There were seven Feast of Trumpets Sundays that required a Sabbath rest and a sacred assembly during Christ’s life, five after he turned twelve. The years a Sunday Sabbath on this feast occurred was in AD: 3, 10, 20, 23, 24, 27, 30


Feast of Tabernacles/ Sukkot

On the fifteenth day of the seventh month the LORD's Feast of Tabernacles begins, and it lasts for seven days. The first day is a sacred assembly; do no regular work. For seven days present offerings made to the LORD by fire, and on the eighth day hold a sacred assembly and present an offering made to the LORD by fire. It is the closing assembly; do no regular work. These are the LORD's appointed feasts, which you are to proclaim as sacred assemblies for bringing offerings made to the LORD ....This is to be a lasting ordinance for the generations to come Lev. 23: 34-41

During Christ’s life the Feast of Tabernacles sacred assembly, listed by God as an official “Sabbath” occurred on Sunday in the years AD: 3, 10, 23, 27, 30 and Christ would have attended the last three of these.

At the very least Christ would have attended 25 Sunday Sabbaths in his lifetime. 
Why, in reviewing a debate about whether Christians must keep a Saturday Sabbath, would I bring up the Sunday-Sabbaths that Jesus was required to keep?
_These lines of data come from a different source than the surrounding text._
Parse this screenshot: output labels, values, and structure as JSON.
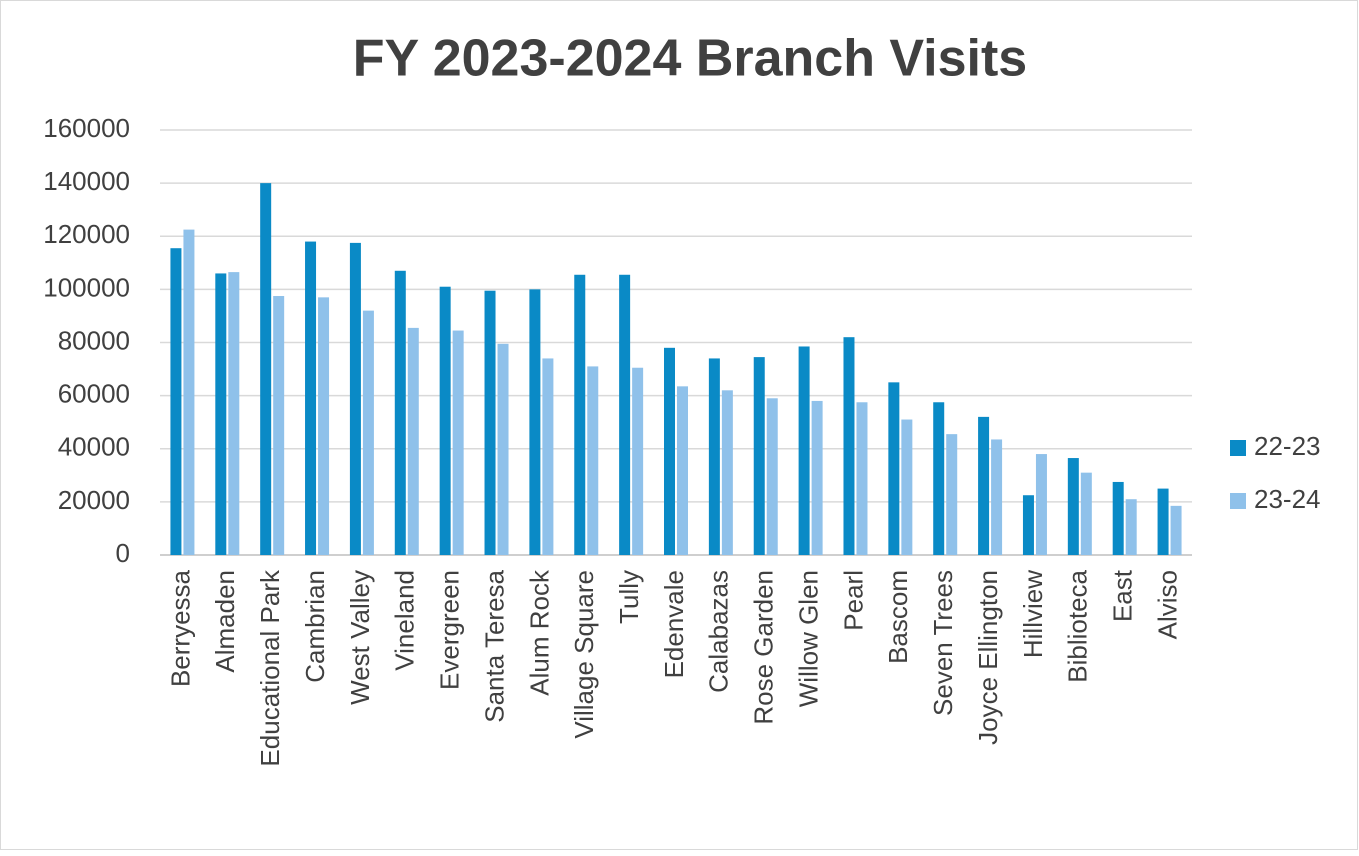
{
  "chart_data": {
    "type": "bar",
    "title": "FY 2023-2024 Branch Visits",
    "categories": [
      "Berryessa",
      "Almaden",
      "Educational Park",
      "Cambrian",
      "West Valley",
      "Vineland",
      "Evergreen",
      "Santa Teresa",
      "Alum Rock",
      "Village Square",
      "Tully",
      "Edenvale",
      "Calabazas",
      "Rose Garden",
      "Willow Glen",
      "Pearl",
      "Bascom",
      "Seven Trees",
      "Joyce Ellington",
      "Hillview",
      "Biblioteca",
      "East",
      "Alviso"
    ],
    "series": [
      {
        "name": "22-23",
        "color": "#0a8ac6",
        "values": [
          115500,
          106000,
          140000,
          118000,
          117500,
          107000,
          101000,
          99500,
          100000,
          105500,
          105500,
          78000,
          74000,
          74500,
          78500,
          82000,
          65000,
          57500,
          52000,
          22500,
          36500,
          27500,
          25000
        ]
      },
      {
        "name": "23-24",
        "color": "#8fc1ea",
        "values": [
          122500,
          106500,
          97500,
          97000,
          92000,
          85500,
          84500,
          79500,
          74000,
          71000,
          70500,
          63500,
          62000,
          59000,
          58000,
          57500,
          51000,
          45500,
          43500,
          38000,
          31000,
          21000,
          18500
        ]
      }
    ],
    "ylim": [
      0,
      160000
    ],
    "yticks": [
      0,
      20000,
      40000,
      60000,
      80000,
      100000,
      120000,
      140000,
      160000
    ],
    "grid": true,
    "legend": "right"
  }
}
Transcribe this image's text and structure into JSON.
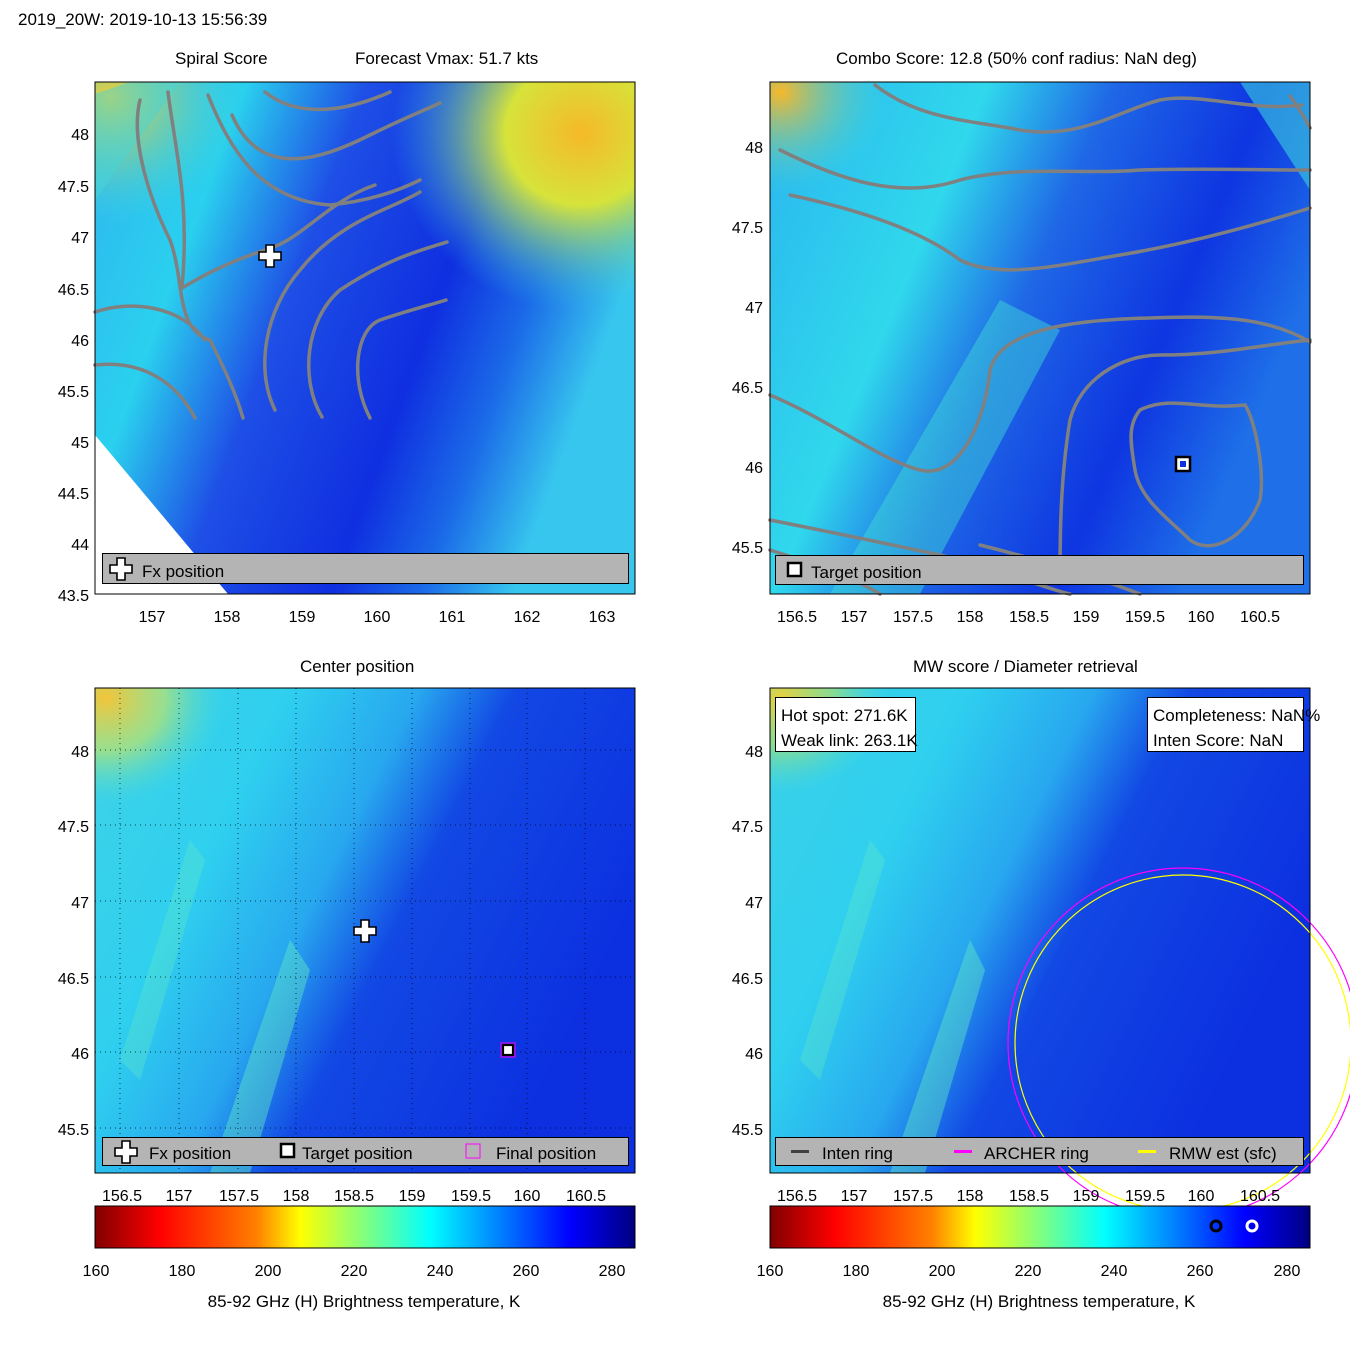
{
  "header": {
    "storm_time": "2019_20W: 2019-10-13 15:56:39"
  },
  "panels": {
    "spiral": {
      "title_left": "Spiral Score",
      "title_right": "Forecast Vmax: 51.7 kts",
      "legend": {
        "fx_label": "Fx position"
      }
    },
    "combo": {
      "title": "Combo Score: 12.8  (50% conf radius: NaN deg)",
      "legend": {
        "target_label": "Target position"
      }
    },
    "center": {
      "title": "Center position",
      "legend": {
        "fx_label": "Fx position",
        "target_label": "Target position",
        "final_label": "Final position"
      }
    },
    "mw": {
      "title": "MW score / Diameter retrieval",
      "info_left": {
        "hot_spot": "Hot spot: 271.6K",
        "weak_link": "Weak link: 263.1K"
      },
      "info_right": {
        "completeness": "Completeness: NaN%",
        "inten_score": "Inten Score: NaN"
      },
      "legend": {
        "inten_ring": "Inten ring",
        "archer_ring": "ARCHER ring",
        "rmw_est": "RMW est (sfc)"
      }
    }
  },
  "colorbar": {
    "label": "85-92 GHz (H) Brightness temperature, K",
    "ticks": [
      "160",
      "180",
      "200",
      "220",
      "240",
      "260",
      "280"
    ],
    "range": [
      160,
      285
    ],
    "markers": [
      263.1,
      271.6
    ]
  },
  "colors": {
    "fx_marker": "#ffffff",
    "target_marker": "#000000",
    "final_marker": "#ff00ff",
    "inten_ring": "#404040",
    "archer_ring": "#ff00ff",
    "rmw_ring": "#ffff00",
    "contours": "#808080",
    "legend_bg": "#b4b4b4"
  },
  "chart_data": [
    {
      "type": "heatmap",
      "panel": "spiral",
      "title": "Spiral Score  Forecast Vmax: 51.7 kts",
      "xlim": [
        156.25,
        163.4
      ],
      "ylim": [
        43.47,
        48.5
      ],
      "xticks": [
        "157",
        "158",
        "159",
        "160",
        "161",
        "162",
        "163"
      ],
      "yticks": [
        "43.5",
        "44",
        "44.5",
        "45",
        "45.5",
        "46",
        "46.5",
        "47",
        "47.5",
        "48"
      ],
      "fx_position": [
        158.6,
        46.8
      ]
    },
    {
      "type": "heatmap",
      "panel": "combo",
      "title": "Combo Score: 12.8  (50% conf radius: NaN deg)",
      "xlim": [
        156.3,
        160.9
      ],
      "ylim": [
        45.2,
        48.4
      ],
      "xticks": [
        "156.5",
        "157",
        "157.5",
        "158",
        "158.5",
        "159",
        "159.5",
        "160",
        "160.5"
      ],
      "yticks": [
        "45.5",
        "46",
        "46.5",
        "47",
        "47.5",
        "48"
      ],
      "target_position": [
        159.83,
        46.02
      ]
    },
    {
      "type": "heatmap",
      "panel": "center",
      "title": "Center position",
      "xlim": [
        156.3,
        160.9
      ],
      "ylim": [
        45.2,
        48.4
      ],
      "xticks": [
        "156.5",
        "157",
        "157.5",
        "158",
        "158.5",
        "159",
        "159.5",
        "160",
        "160.5"
      ],
      "yticks": [
        "45.5",
        "46",
        "46.5",
        "47",
        "47.5",
        "48"
      ],
      "fx_position": [
        158.6,
        46.8
      ],
      "target_position": [
        159.83,
        46.0
      ],
      "final_position": [
        159.83,
        46.0
      ],
      "grid": true
    },
    {
      "type": "heatmap",
      "panel": "mw",
      "title": "MW score / Diameter retrieval",
      "xlim": [
        156.3,
        160.9
      ],
      "ylim": [
        45.2,
        48.4
      ],
      "xticks": [
        "156.5",
        "157",
        "157.5",
        "158",
        "158.5",
        "159",
        "159.5",
        "160",
        "160.5"
      ],
      "yticks": [
        "45.5",
        "46",
        "46.5",
        "47",
        "47.5",
        "48"
      ],
      "hot_spot_K": 271.6,
      "weak_link_K": 263.1,
      "rings": [
        {
          "name": "ARCHER ring",
          "center": [
            159.83,
            46.0
          ],
          "radius_deg": 1.05
        },
        {
          "name": "RMW est (sfc)",
          "center": [
            159.83,
            46.0
          ],
          "radius_deg": 1.0
        }
      ]
    }
  ]
}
Because as you will note at the end of the debate, Doug Batchelor admits that Seventh-day Adventists teach and believe that before Christ comes again there will be a final test for Christians. The Seventh-day Adventists church claims there is no precedent in scripture to make Sunday a holy day. In fact, this is so serious to them that in the end-times Christians who attend church on Sunday (the false Sabbath) will receive the Mark of the Beast.
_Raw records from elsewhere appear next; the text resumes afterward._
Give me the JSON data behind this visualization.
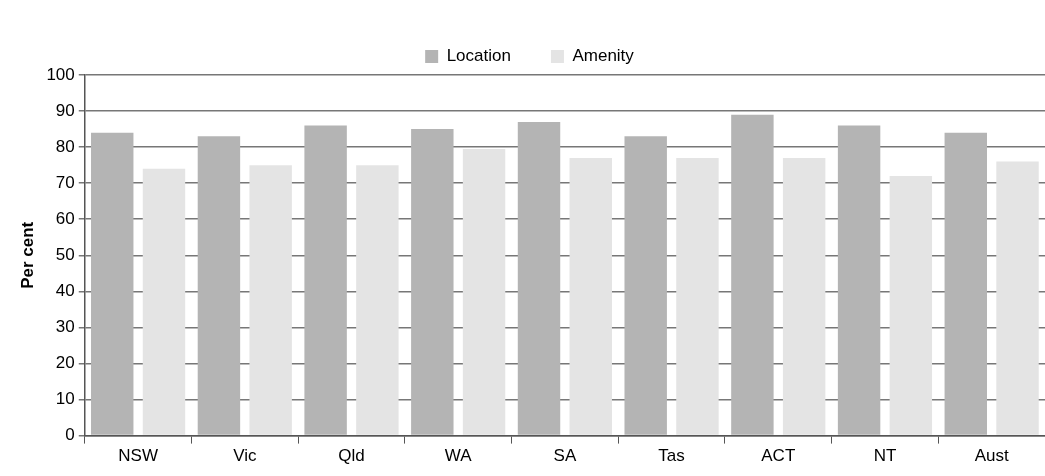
{
  "chart_data": {
    "type": "bar",
    "ylabel": "Per cent",
    "categories": [
      "NSW",
      "Vic",
      "Qld",
      "WA",
      "SA",
      "Tas",
      "ACT",
      "NT",
      "Aust"
    ],
    "series": [
      {
        "name": "Location",
        "color": "#b4b4b4",
        "values": [
          84,
          83,
          86,
          85,
          87,
          83,
          89,
          86,
          84
        ]
      },
      {
        "name": "Amenity",
        "color": "#e4e4e4",
        "values": [
          74,
          75,
          75,
          79.5,
          77,
          77,
          77,
          72,
          76
        ]
      }
    ],
    "ylim": [
      0,
      100
    ],
    "yticks": [
      0,
      10,
      20,
      30,
      40,
      50,
      60,
      70,
      80,
      90,
      100
    ],
    "grid": "y",
    "legend": "top"
  }
}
I have above shown that not only is there scriptural and historical evidence of Sunday Sabbaths, but that Jesus kept them many times in His life. If Jesus kept Sunday as a holy Sabbath rest day along with all Israel, then it is not against God's will for Christians to do so.

Keep this in mind as you read part III of the review that I will be posting soon! Blessings.


Unknown said...

Hi Teresa Beem.
I hope all is well. Does the term 'first day' in the Passover Sabbath refer to the first day of the week (sunday) or first day of the festival, which could begin on any day of the week?.
God bless

Teresa Beem said...

Hello J, yes all is well, thank you. And you?

Israel did not have a weekly calendar like we do today. Their weeks, months and years were not connected with a Roman system introduced centuries later. The Hebrew Passover celebration began and ended according to the positions of the sun, moon and stars. Therefore it was utterly disconnected to a Sunday, Monday, etc. The term "first" day may be the first day of the lunar week or it could mean the first day of the festival, but because of their system, it meant the same, since the heavens declared when the festival started.